Sign in to view source links and access this dataset
Description
32,631 patient records and 7,946,296 medical images comprise this collection of CT scan reports without clinical findings. The dataset is designed to support AI development in healthcare and medical imaging, capturing authentic scanner variability and acquisition protocols. It was created by InfoBayAI and last updated on Hugging Face in June 2026.
Use Cases
Training anomaly detection models based on the large-scale collection of images without findings.
Developing AI systems for medical imaging that learn from authentic scanner variability and acquisition protocols mentioned in the description.
Benchmarking natural language processing models on structured and unstructured clinical text from radiology reports.
Creating synthetic data generation pipelines using the characteristics of reports without findings.
Strengths
Contains data from 32,631 patients, providing a substantial sample size.

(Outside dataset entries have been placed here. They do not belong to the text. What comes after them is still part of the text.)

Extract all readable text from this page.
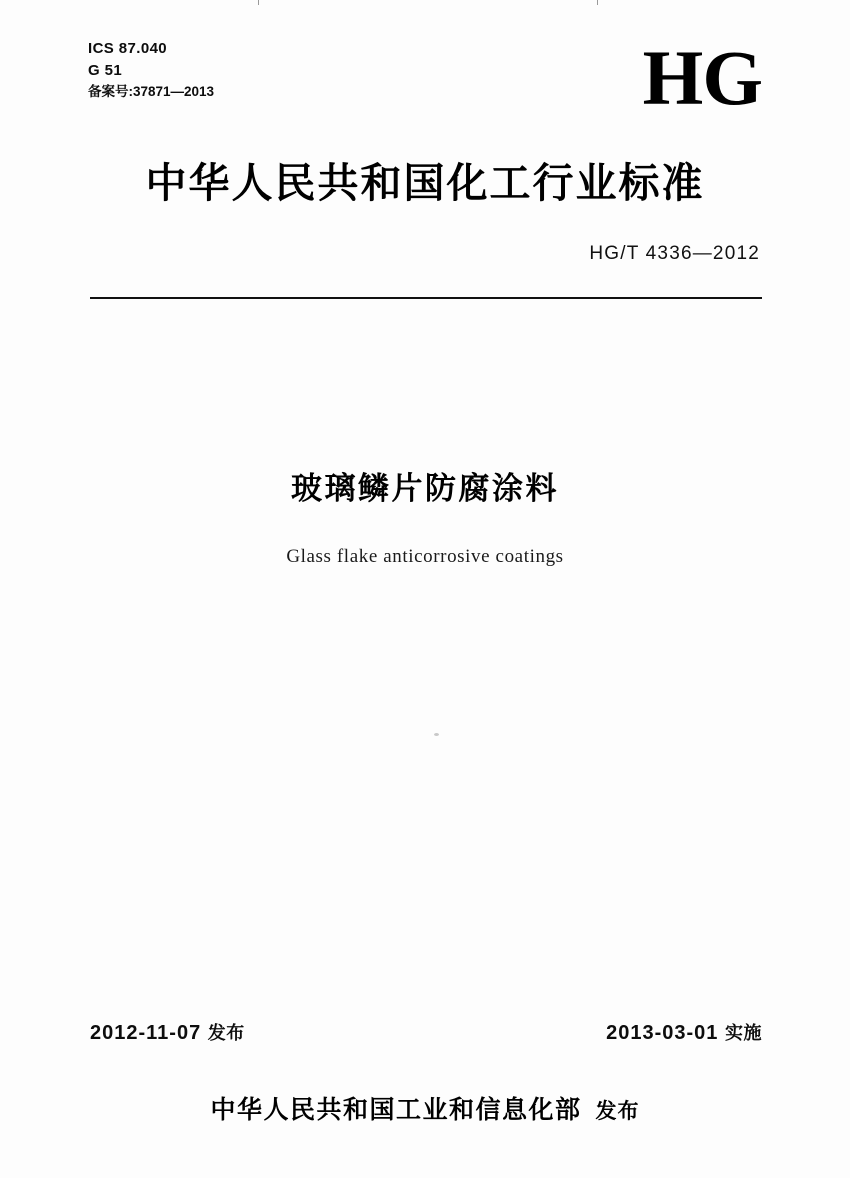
ICS 87.040
G 51
备案号:37871—2013	HG
中华人民共和国化工行业标准
HG/T 4336—2012
玻璃鳞片防腐涂料
Glass flake anticorrosive coatings
2012-11-07 发布	2013-03-01 实施
中华人民共和国工业和信息化部 发布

Includes 7,946,296 medical images, offering significant scale for model training.
Designed to capture authentic imaging characteristics like scanner variability and patient positioning.
Limitations
Column-level documentation is absent; field semantics must be inferred after download.
The description metadata is limited; actual data quality requires manual inspection after download.
The dataset consists solely of reports without findings, which may limit its use for certain diagnostic tasks.
Provenance
Source
InfoBayAI via Hugging Face.
Collection Method
Collection of CT scan reports and associated images, likely from medical institutions.
Freshness
Last updated 2026-06-02 05:45:20; freshness should be verified.
License is unknown; terms of use must be verified before application.